Basically, here is the overall CFPB definition that lender will use to determine the borrower’s “Ability to Pay” the Qualified Residential Mortgage that will become effective January 10, 2014:
The lender must collect and verify your financial information. When you apply for a mortgage loan, you will have to give the lender certain financial information. The lender will have to check the information using reliable documents, such as a W-2 or pay stub. The lender generally must consider eight types of information:
- Your current income or assets
- Your current employment status
- Your credit history
- The monthly payment for the mortgage
- Your monthly payments on other mortgage loans you get at the same time
- Your monthly payments for other mortgage related expenses (such as property taxes)
- Your other debts
- Your monthly debt payments, including the mortgage, compared to your monthly
income (“debt-to-income ratio”). The lender may also look at how much money you have
left over each month after paying your debts.
…Oh yes, that’s right – nothing about down payment requirements which if you can’t afford the down payment, it’s a good indication you can’t afford an emergency repair to maintain the home since you can’t save the necessary funds for those expenses!

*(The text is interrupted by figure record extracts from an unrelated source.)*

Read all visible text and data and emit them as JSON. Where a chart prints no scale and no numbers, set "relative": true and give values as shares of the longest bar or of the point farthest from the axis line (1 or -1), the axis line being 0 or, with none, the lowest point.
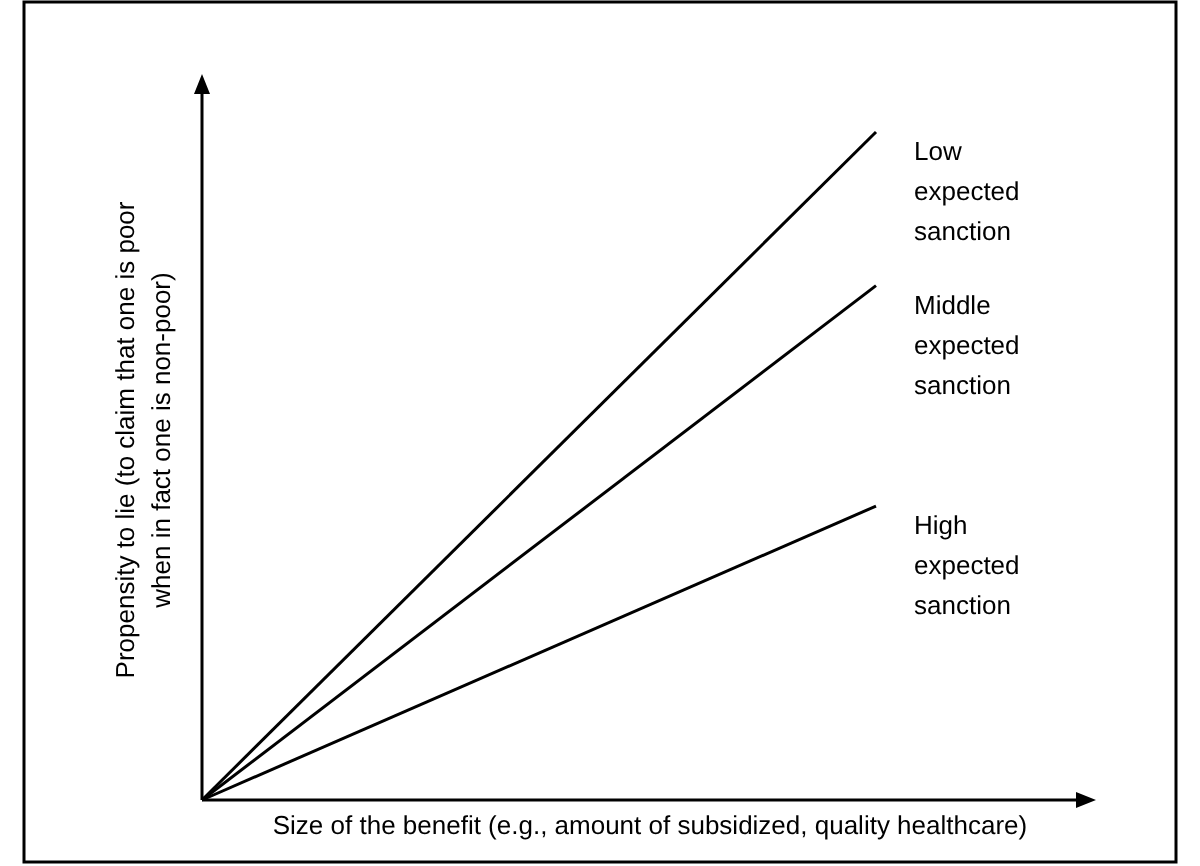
{
  "chart_data": {
    "type": "line",
    "relative": true,
    "xlabel": "Size of the benefit (e.g., amount of subsidized, quality healthcare)",
    "ylabel": "Propensity to lie (to claim that one is poor when in fact one is non-poor)",
    "categories": [
      null,
      null
    ],
    "marker": "none",
    "line_style": "solid",
    "series": [
      {
        "name": "Low expected sanction",
        "color": "#000000",
        "values": [
          0,
          1
        ]
      },
      {
        "name": "Middle expected sanction",
        "color": "#000000",
        "values": [
          0,
          0.77
        ]
      },
      {
        "name": "High expected sanction",
        "color": "#000000",
        "values": [
          0,
          0.44
        ]
      }
    ]
  }
}
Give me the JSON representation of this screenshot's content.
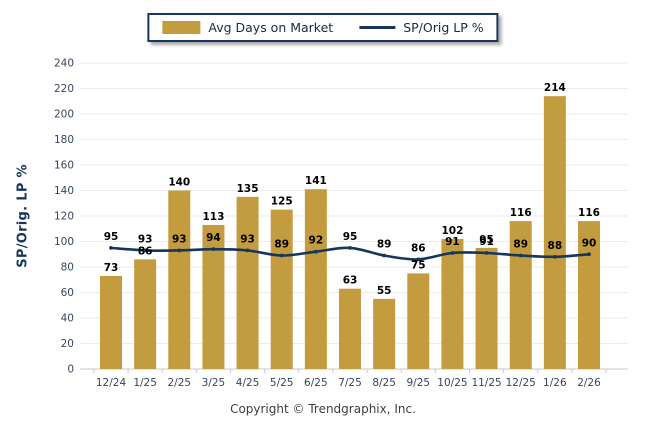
{
  "legend": {
    "bar_label": "Avg Days on Market",
    "line_label": "SP/Orig LP %"
  },
  "ylabel": "SP/Orig. LP %",
  "copyright": "Copyright © Trendgraphix, Inc.",
  "colors": {
    "bar": "#C39C3F",
    "line": "#17365D",
    "grid": "#EBEBEB",
    "axis_line": "#C9C9C9",
    "tick_text": "#36465C",
    "value_text": "#000000",
    "legend_border": "#17365D",
    "ylabel_text": "#17365D",
    "copyright_text": "#3F3F3F"
  },
  "chart_data": {
    "type": "bar",
    "subtype": "bar+line combo",
    "categories": [
      "12/24",
      "1/25",
      "2/25",
      "3/25",
      "4/25",
      "5/25",
      "6/25",
      "7/25",
      "8/25",
      "9/25",
      "10/25",
      "11/25",
      "12/25",
      "1/26",
      "2/26"
    ],
    "series": [
      {
        "name": "Avg Days on Market",
        "type": "bar",
        "values": [
          73,
          86,
          140,
          113,
          135,
          125,
          141,
          63,
          55,
          75,
          102,
          95,
          116,
          214,
          116
        ]
      },
      {
        "name": "SP/Orig LP %",
        "type": "line",
        "values": [
          95,
          93,
          93,
          94,
          93,
          89,
          92,
          95,
          89,
          86,
          91,
          91,
          89,
          88,
          90
        ]
      }
    ],
    "title": "",
    "xlabel": "",
    "ylabel": "SP/Orig. LP %",
    "ylim": [
      0,
      240
    ],
    "ytick_step": 20,
    "grid": true,
    "legend_position": "top-center",
    "value_labels_shown": true
  }
}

The CFPB has requested public/private comments on the new Qualified Residential Mortgage (QRM) guidelines. Besides being too long, I’d like to ask how effective will the rules be to (a) prevent the next housing crisis and (b) stimulate new and used home sales to get the economy running again?
In 25 words or less, the CFPB was created by the Dodd-Frank bill to define consumer protections in credit card and other financial aspects in our lives including mortgages. In a Federal Government attempt to solve problems, and after several hearings of what happened during the mortgage meltdown and the $7 Trillion loss of homeowner’s equity, the CFPB has defined the “perfect mortgage parameters” (i.e., Qualified Residential Mortgage) that would get the most protection under the law of any consumer recourse (i.e., courts & regulators assume it was properly underwritten). In other words, if a loan originated satisfied the sign of the CFPB (in effect at the time of origination or retroactive?), then the lender is considered to be protected from litigation of abuse.

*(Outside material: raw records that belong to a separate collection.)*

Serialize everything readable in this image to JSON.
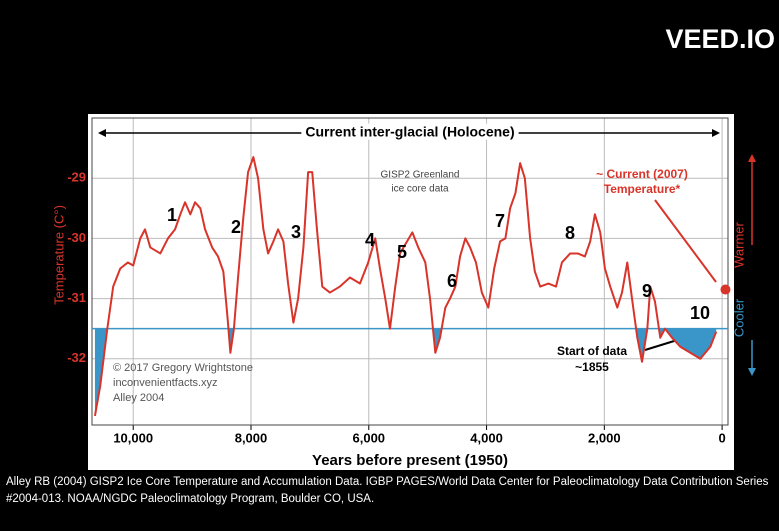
{
  "watermark": "VEED.IO",
  "caption": "Alley RB (2004) GISP2 Ice Core Temperature and Accumulation Data. IGBP PAGES/World Data Center for Paleoclimatology Data Contribution Series #2004-013. NOAA/NGDC Paleoclimatology Program, Boulder CO, USA.",
  "chart_data": {
    "type": "line",
    "xlabel": "Years before present (1950)",
    "ylabel": "Temperature (C°)",
    "warmer_label": "Warmer",
    "cooler_label": "Cooler",
    "annotations": [
      "Current inter-glacial (Holocene)",
      "GISP2 Greenland",
      "ice core data",
      "~ Current (2007)",
      "Temperature*",
      "Start of data",
      "~1855",
      "© 2017 Gregory Wrightstone",
      "inconvenientfacts.xyz",
      "Alley 2004"
    ],
    "peak_labels": [
      "1",
      "2",
      "3",
      "4",
      "5",
      "6",
      "7",
      "8",
      "9",
      "10"
    ],
    "color": "#d9342a",
    "shade_below": -31.5,
    "shade_color": "#3a96c8",
    "xlim": [
      10700,
      -100
    ],
    "xticks": [
      {
        "value": 10000,
        "label": "10,000"
      },
      {
        "value": 8000,
        "label": "8,000"
      },
      {
        "value": 6000,
        "label": "6,000"
      },
      {
        "value": 4000,
        "label": "4,000"
      },
      {
        "value": 2000,
        "label": "2,000"
      },
      0
    ],
    "ylim": [
      -33.1,
      -28
    ],
    "yticks": [
      -29,
      -30,
      -31,
      -32
    ],
    "grid": true,
    "current_point": {
      "x": -57,
      "y": -30.85
    },
    "x": [
      10650,
      10560,
      10440,
      10340,
      10220,
      10090,
      10000,
      9880,
      9800,
      9710,
      9540,
      9410,
      9290,
      9200,
      9120,
      9030,
      8950,
      8860,
      8780,
      8660,
      8560,
      8470,
      8400,
      8350,
      8290,
      8220,
      8130,
      8050,
      7960,
      7880,
      7790,
      7710,
      7620,
      7540,
      7450,
      7370,
      7280,
      7200,
      7110,
      7030,
      6960,
      6880,
      6790,
      6660,
      6490,
      6320,
      6150,
      6010,
      5890,
      5810,
      5720,
      5640,
      5550,
      5470,
      5350,
      5260,
      5160,
      5040,
      4960,
      4870,
      4790,
      4700,
      4620,
      4530,
      4450,
      4360,
      4280,
      4180,
      4080,
      3970,
      3870,
      3770,
      3680,
      3600,
      3510,
      3430,
      3350,
      3260,
      3180,
      3090,
      2950,
      2820,
      2720,
      2580,
      2450,
      2330,
      2240,
      2160,
      2070,
      1990,
      1900,
      1780,
      1700,
      1610,
      1530,
      1440,
      1360,
      1270,
      1220,
      1140,
      1050,
      970,
      850,
      710,
      540,
      370,
      200,
      100
    ],
    "values": [
      -32.95,
      -32.45,
      -31.5,
      -30.8,
      -30.5,
      -30.4,
      -30.45,
      -30.0,
      -29.85,
      -30.15,
      -30.25,
      -30.0,
      -29.85,
      -29.6,
      -29.4,
      -29.6,
      -29.4,
      -29.5,
      -29.85,
      -30.15,
      -30.3,
      -30.55,
      -31.3,
      -31.9,
      -31.5,
      -30.65,
      -29.65,
      -28.9,
      -28.65,
      -29.0,
      -29.85,
      -30.25,
      -30.05,
      -29.85,
      -30.05,
      -30.75,
      -31.4,
      -31.0,
      -30.15,
      -28.9,
      -28.9,
      -29.85,
      -30.8,
      -30.9,
      -30.8,
      -30.65,
      -30.75,
      -30.4,
      -30.0,
      -30.5,
      -31.0,
      -31.5,
      -30.8,
      -30.25,
      -30.05,
      -29.9,
      -30.15,
      -30.4,
      -31.0,
      -31.9,
      -31.65,
      -31.15,
      -31.0,
      -30.8,
      -30.3,
      -30.0,
      -30.15,
      -30.4,
      -30.9,
      -31.15,
      -30.5,
      -30.05,
      -30.0,
      -29.5,
      -29.25,
      -28.75,
      -29.0,
      -30.0,
      -30.55,
      -30.8,
      -30.75,
      -30.8,
      -30.4,
      -30.25,
      -30.25,
      -30.3,
      -30.05,
      -29.6,
      -29.9,
      -30.5,
      -30.8,
      -31.15,
      -30.9,
      -30.4,
      -31.0,
      -31.65,
      -32.05,
      -31.5,
      -30.8,
      -31.05,
      -31.65,
      -31.5,
      -31.65,
      -31.8,
      -31.9,
      -32.0,
      -31.8,
      -31.55
    ]
  }
}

Note: Two ways to verify loans are QRMs (1) run the details through automated underwriter software controlled by Fannie, Freddie, or FHA, or (2) poof that borrower can afford to pay loan terms.

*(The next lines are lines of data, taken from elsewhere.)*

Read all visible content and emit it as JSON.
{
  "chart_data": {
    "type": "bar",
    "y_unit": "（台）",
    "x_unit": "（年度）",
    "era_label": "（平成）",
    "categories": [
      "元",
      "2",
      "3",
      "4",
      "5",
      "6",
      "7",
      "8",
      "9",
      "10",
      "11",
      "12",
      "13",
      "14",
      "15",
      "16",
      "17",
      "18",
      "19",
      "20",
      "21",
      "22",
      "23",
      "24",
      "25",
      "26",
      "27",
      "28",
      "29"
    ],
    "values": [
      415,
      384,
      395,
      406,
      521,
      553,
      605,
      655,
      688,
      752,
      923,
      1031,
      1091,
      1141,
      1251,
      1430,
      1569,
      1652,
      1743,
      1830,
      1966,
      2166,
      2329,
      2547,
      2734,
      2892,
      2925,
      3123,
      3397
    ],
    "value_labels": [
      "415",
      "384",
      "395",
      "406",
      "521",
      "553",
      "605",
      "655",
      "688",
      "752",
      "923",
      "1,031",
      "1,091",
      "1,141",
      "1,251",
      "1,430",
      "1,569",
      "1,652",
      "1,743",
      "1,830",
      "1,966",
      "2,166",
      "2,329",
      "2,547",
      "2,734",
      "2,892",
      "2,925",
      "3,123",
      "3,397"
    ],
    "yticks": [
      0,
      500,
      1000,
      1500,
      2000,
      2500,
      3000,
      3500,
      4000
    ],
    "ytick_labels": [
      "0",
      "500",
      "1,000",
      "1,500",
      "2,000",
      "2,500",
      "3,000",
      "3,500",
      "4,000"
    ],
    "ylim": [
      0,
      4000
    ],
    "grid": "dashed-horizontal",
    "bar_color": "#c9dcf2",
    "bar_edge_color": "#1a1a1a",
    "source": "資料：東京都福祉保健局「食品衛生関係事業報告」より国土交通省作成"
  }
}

With all that said, the new rules are supposed to exclude high risk loans or loans that have negative amortization or interest only among other loans. I also believe that loans issued or held by Fannie, Freddie, and FHA are excluded as well. Rules also include improved disclosures of the proposed mortgage in order for you to understand your costs and shop around and compare loans. It is interesting to note that the new rule DOES NOT require a certain minimum down payment.
5-17-2013: CFPB releases new videos explaining QRM mortgage rules.
5-6-2013: Debt-to-income (DTI) ratio capped at 43% and loan rate can’t exceed 1.5% higher than going rate and other restrictions and conditions…. Source: http://realtytimes.com/rtpages/20130502_qualifiedmtgrule.htm
Related Note: Another Dodd-Frank provision is for those issuing mortgage backed securities (MBS) to hold 5% themselves.